Human beings, including myself (despite suspicions I am probably from another planet), seem to possess an innate tendency to assume each hurdle which stands before them, every curve ball life throws and all Gladiators they must fight are problems unique to them.
However, there is a basic fundamental flaw in such thinking. Mainly that hurdles, baseball games and Gladiators haven’t been seen in the same arena since, like…the 60’s.
Understand, I often use that term to refer to any time between the 70’s and Ancient Rome.
Anyways, the less obvious flaw in thinking every battle is a completely new experience is that it’s simply not a true fact of life. There is nothing new under the sun (although the right side may have some surprises for us).
You see, every obstacle we face has been faced by another and every obstacle we face will be faced by another. Do you know what that means? It means, “Every obstacle we face has been faced by another and every obstacle we face will be faced by another.”
And…it means, if each person would be willing to teach the secrets behind their victories as well as the lessons learned from their defeats this world, with all of its hills and valleys, would become easier to navigate.
So, it is time to start using my mind to help others deal with problems they either are facing or, most likely, will face in the future.
Because, despite what my wife says, there is more to me than a great smile, rock hard abs, magnetic charm, cool socks and a wit you could cut through metal with. There is a tonne (give or take 1 kg or 2.2 lbs) of wisdom stored up in this head of mine.

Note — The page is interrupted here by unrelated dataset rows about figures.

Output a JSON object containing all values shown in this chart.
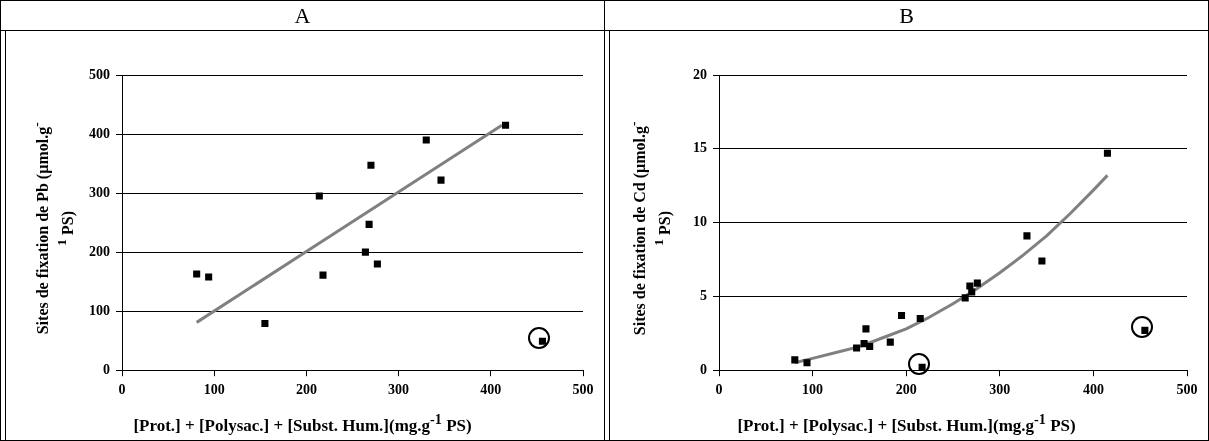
{
  "chart_data": [
    {
      "type": "scatter",
      "title": "A",
      "xlabel": "[Prot.] + [Polysac.] + [Subst. Hum.](mg.g$^{-1}$ PS)",
      "ylabel": "Sites de fixation de Pb (µmol.g$^{-1}$ PS)",
      "xlim": [
        0,
        500
      ],
      "xticks": [
        0,
        100,
        200,
        300,
        400,
        500
      ],
      "ylim": [
        0,
        500
      ],
      "yticks": [
        0,
        100,
        200,
        300,
        400,
        500
      ],
      "grid": "y",
      "legend": false,
      "series": [
        {
          "marker": "square",
          "color": "#000000",
          "x": [
            81,
            94,
            155,
            214,
            218,
            264,
            268,
            270,
            277,
            330,
            346,
            416
          ],
          "values": [
            163,
            158,
            79,
            295,
            161,
            200,
            247,
            347,
            180,
            390,
            322,
            415
          ]
        },
        {
          "marker": "square",
          "color": "#000000",
          "x": [
            456
          ],
          "values": [
            49
          ]
        },
        {
          "type": "line",
          "marker": "none",
          "color": "#808080",
          "x": [
            81,
            412
          ],
          "values": [
            81,
            415
          ]
        }
      ]
    },
    {
      "type": "scatter",
      "title": "B",
      "xlabel": "[Prot.] + [Polysac.] + [Subst. Hum.](mg.g$^{-1}$ PS)",
      "ylabel": "Sites de fixation de Cd (µmol.g$^{-1}$ PS)",
      "xlim": [
        0,
        500
      ],
      "xticks": [
        0,
        100,
        200,
        300,
        400,
        500
      ],
      "ylim": [
        0,
        20
      ],
      "yticks": [
        0,
        5,
        10,
        15,
        20
      ],
      "grid": "y",
      "legend": false,
      "series": [
        {
          "marker": "square",
          "color": "#000000",
          "x": [
            81,
            94,
            147,
            155,
            157,
            161,
            183,
            195,
            215,
            263,
            268,
            270,
            276,
            329,
            345,
            415
          ],
          "values": [
            0.7,
            0.5,
            1.5,
            1.8,
            2.8,
            1.6,
            1.9,
            3.7,
            3.5,
            4.9,
            5.7,
            5.3,
            5.9,
            9.1,
            7.4,
            14.7
          ]
        },
        {
          "marker": "square",
          "color": "#000000",
          "x": [
            217,
            455
          ],
          "values": [
            0.2,
            2.7
          ]
        },
        {
          "type": "line",
          "marker": "none",
          "color": "#808080",
          "x": [
            81,
            100,
            125,
            150,
            175,
            200,
            225,
            250,
            275,
            300,
            325,
            350,
            375,
            400,
            415
          ],
          "values": [
            0.5,
            0.8,
            1.2,
            1.6,
            2.2,
            2.8,
            3.6,
            4.5,
            5.5,
            6.6,
            7.8,
            9.1,
            10.6,
            12.2,
            13.2
          ]
        }
      ]
    }
  ]
}
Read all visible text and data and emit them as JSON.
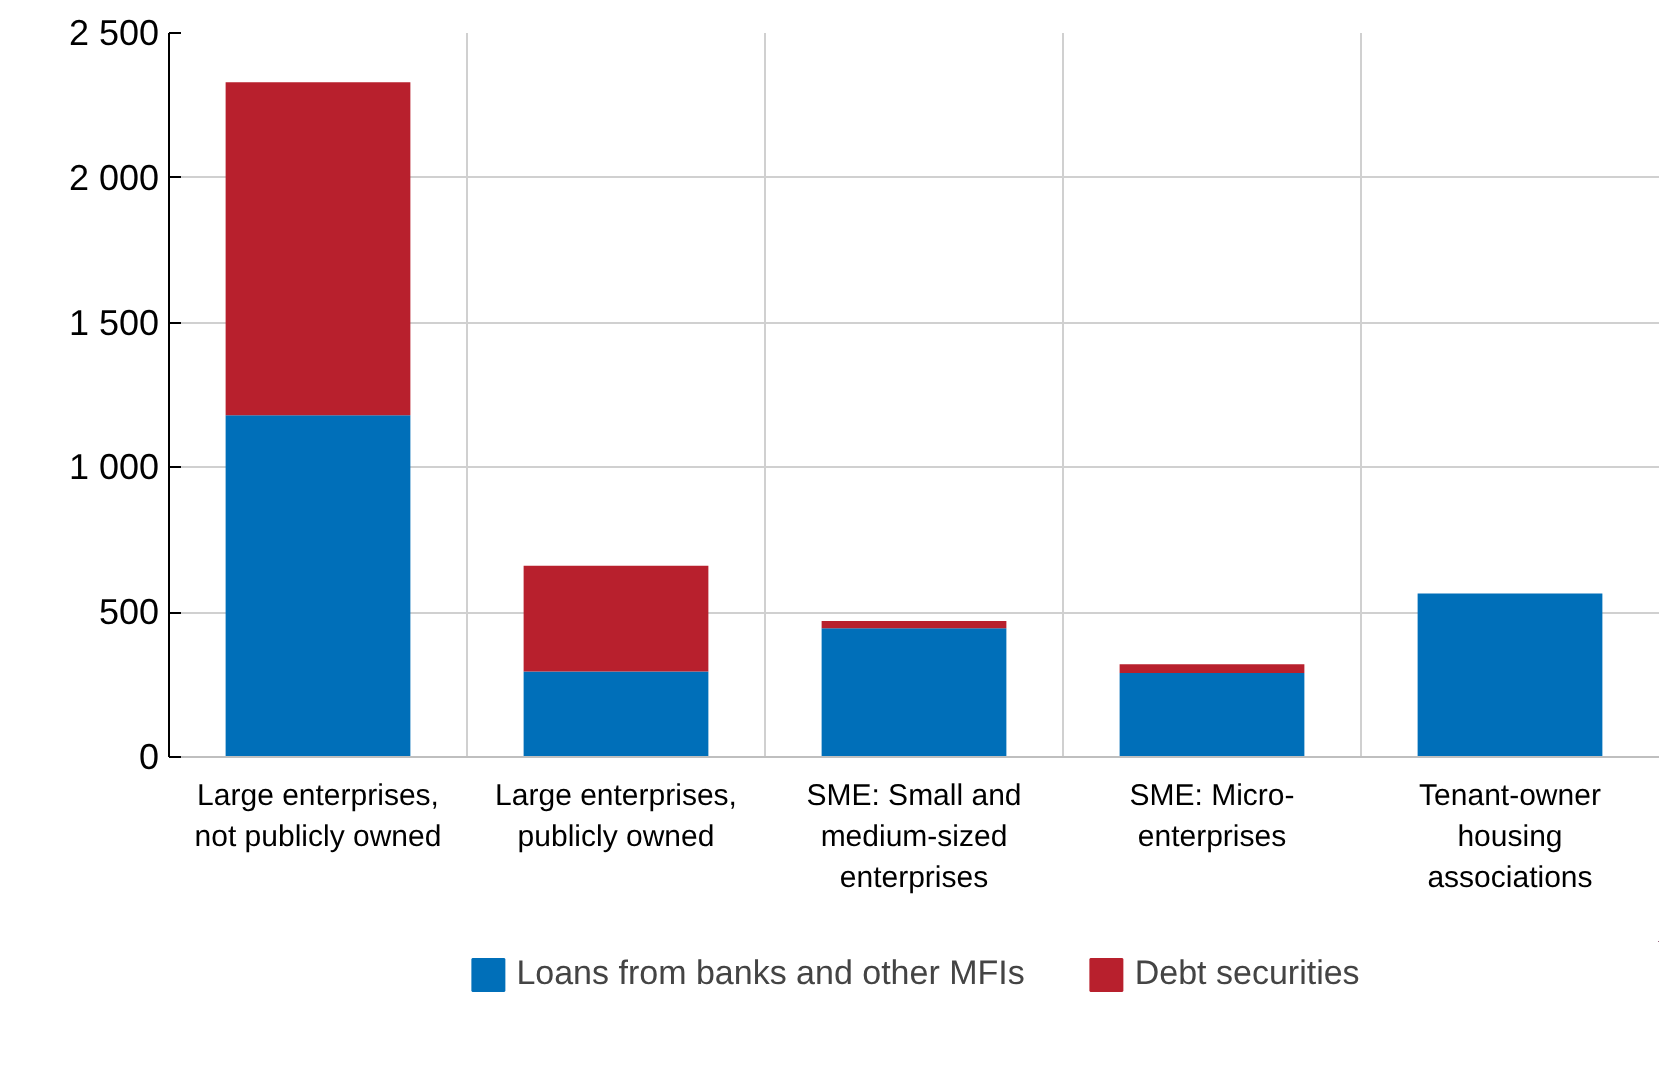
{
  "chart_data": {
    "type": "bar",
    "stacked": true,
    "categories": [
      "Large enterprises, not publicly owned",
      "Large enterprises, publicly owned",
      "SME: Small and medium-sized enterprises",
      "SME: Micro-enterprises",
      "Tenant-owner housing associations"
    ],
    "series": [
      {
        "name": "Loans from banks and other MFIs",
        "color": "#006fb9",
        "values": [
          1180,
          295,
          445,
          290,
          565
        ]
      },
      {
        "name": "Debt securities",
        "color": "#b8202d",
        "values": [
          1150,
          365,
          25,
          30,
          0
        ]
      }
    ],
    "ylim": [
      0,
      2500
    ],
    "yticks": [
      0,
      500,
      {
        "value": 1000,
        "label": "1 000"
      },
      {
        "value": 1500,
        "label": "1 500"
      },
      {
        "value": 2000,
        "label": "2 000"
      },
      {
        "value": 2500,
        "label": "2 500"
      }
    ],
    "grid": true,
    "legend": "bottom"
  }
}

Now, for the sake of full disclosure, bear in mind I’m only 37. So, I’m no Mr. Miyagi…but I’ve been to a few dog and pony shows in my day. Well, one actually…and I still don’t know how that chubby bulldog beat the lean greyhound in the tunnel race. Steroids? I’m just sayin’.
The question remains. What precious gem of insight should I drop into the collective lap of the world first? How can I best help the most people in one shot? What grain of knowledge will produce the most fruit?

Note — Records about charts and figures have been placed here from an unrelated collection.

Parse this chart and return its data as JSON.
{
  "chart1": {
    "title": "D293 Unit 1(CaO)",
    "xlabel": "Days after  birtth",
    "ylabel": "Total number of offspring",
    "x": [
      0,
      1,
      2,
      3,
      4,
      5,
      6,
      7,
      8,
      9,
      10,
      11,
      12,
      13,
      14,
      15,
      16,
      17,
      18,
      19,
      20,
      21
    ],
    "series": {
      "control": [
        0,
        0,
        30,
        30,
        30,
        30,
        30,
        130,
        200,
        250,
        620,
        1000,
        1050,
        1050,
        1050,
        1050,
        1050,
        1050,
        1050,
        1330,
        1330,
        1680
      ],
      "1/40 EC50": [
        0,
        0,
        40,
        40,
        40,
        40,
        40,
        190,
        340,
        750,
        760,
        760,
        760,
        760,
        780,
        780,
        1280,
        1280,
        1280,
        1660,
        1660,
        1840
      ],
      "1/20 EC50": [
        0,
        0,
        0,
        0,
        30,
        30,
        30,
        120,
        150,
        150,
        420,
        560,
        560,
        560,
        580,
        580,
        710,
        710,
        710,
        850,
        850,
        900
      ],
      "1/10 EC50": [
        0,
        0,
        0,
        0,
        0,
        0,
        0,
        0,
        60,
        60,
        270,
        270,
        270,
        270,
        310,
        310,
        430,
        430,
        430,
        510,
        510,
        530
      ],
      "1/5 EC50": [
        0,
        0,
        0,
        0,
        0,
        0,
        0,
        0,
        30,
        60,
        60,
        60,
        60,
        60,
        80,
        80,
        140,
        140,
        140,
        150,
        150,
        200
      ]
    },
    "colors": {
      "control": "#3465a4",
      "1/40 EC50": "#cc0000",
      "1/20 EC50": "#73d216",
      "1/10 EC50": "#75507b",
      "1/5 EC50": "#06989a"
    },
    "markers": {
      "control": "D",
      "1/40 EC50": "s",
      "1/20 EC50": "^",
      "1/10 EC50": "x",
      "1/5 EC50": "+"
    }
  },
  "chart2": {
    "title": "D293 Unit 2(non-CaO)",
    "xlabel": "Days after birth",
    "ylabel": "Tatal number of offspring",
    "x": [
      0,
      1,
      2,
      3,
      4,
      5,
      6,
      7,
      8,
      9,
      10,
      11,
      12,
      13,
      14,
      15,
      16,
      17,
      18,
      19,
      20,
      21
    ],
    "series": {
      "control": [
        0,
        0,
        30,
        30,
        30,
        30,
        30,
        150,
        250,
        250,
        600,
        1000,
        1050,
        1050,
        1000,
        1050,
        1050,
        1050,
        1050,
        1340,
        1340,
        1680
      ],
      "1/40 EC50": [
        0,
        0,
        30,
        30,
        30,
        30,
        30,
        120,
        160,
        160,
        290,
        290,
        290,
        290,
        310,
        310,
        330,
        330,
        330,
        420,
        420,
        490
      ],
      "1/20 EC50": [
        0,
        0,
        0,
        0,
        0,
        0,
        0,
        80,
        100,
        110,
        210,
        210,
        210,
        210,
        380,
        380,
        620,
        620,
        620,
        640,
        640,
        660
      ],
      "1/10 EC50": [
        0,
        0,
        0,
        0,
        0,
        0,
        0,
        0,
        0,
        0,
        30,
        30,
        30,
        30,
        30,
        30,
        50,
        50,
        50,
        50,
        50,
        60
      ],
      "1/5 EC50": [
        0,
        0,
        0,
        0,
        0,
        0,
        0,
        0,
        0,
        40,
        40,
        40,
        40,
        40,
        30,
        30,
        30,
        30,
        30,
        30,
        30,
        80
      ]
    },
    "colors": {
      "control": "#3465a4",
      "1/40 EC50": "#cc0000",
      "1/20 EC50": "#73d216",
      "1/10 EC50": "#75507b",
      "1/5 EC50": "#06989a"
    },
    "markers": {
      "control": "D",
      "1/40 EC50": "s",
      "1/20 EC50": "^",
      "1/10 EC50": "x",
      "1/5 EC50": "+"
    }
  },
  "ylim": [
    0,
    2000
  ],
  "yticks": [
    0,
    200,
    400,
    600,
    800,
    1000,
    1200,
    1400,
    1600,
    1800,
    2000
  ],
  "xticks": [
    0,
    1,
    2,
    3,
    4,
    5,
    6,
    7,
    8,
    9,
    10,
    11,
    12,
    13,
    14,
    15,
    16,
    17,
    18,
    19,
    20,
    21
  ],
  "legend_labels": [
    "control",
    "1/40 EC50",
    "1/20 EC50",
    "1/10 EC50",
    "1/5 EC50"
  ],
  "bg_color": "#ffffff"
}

How to jump hurdles? Nope. I was a triple-jumper in school. Jump. Hop. Skip. Or was it, Skip, Jump, Hop? Listen, it’s a hard enough task without having to do it some particular order. And, don’t even consider attempting it while chewing gum.
How to hit a curve ball? Ah? Nope. In High School, I couldn’t hit a curve ball if my life depended on it (which at my school was a possible scenario). Of course, I couldn’t hit a fastball either. But I walked a lot because of my great eye…and the pitchers were brutal.
How to fight a gladiator? THAT I know.
…and wait for the principal to save your sorry butt!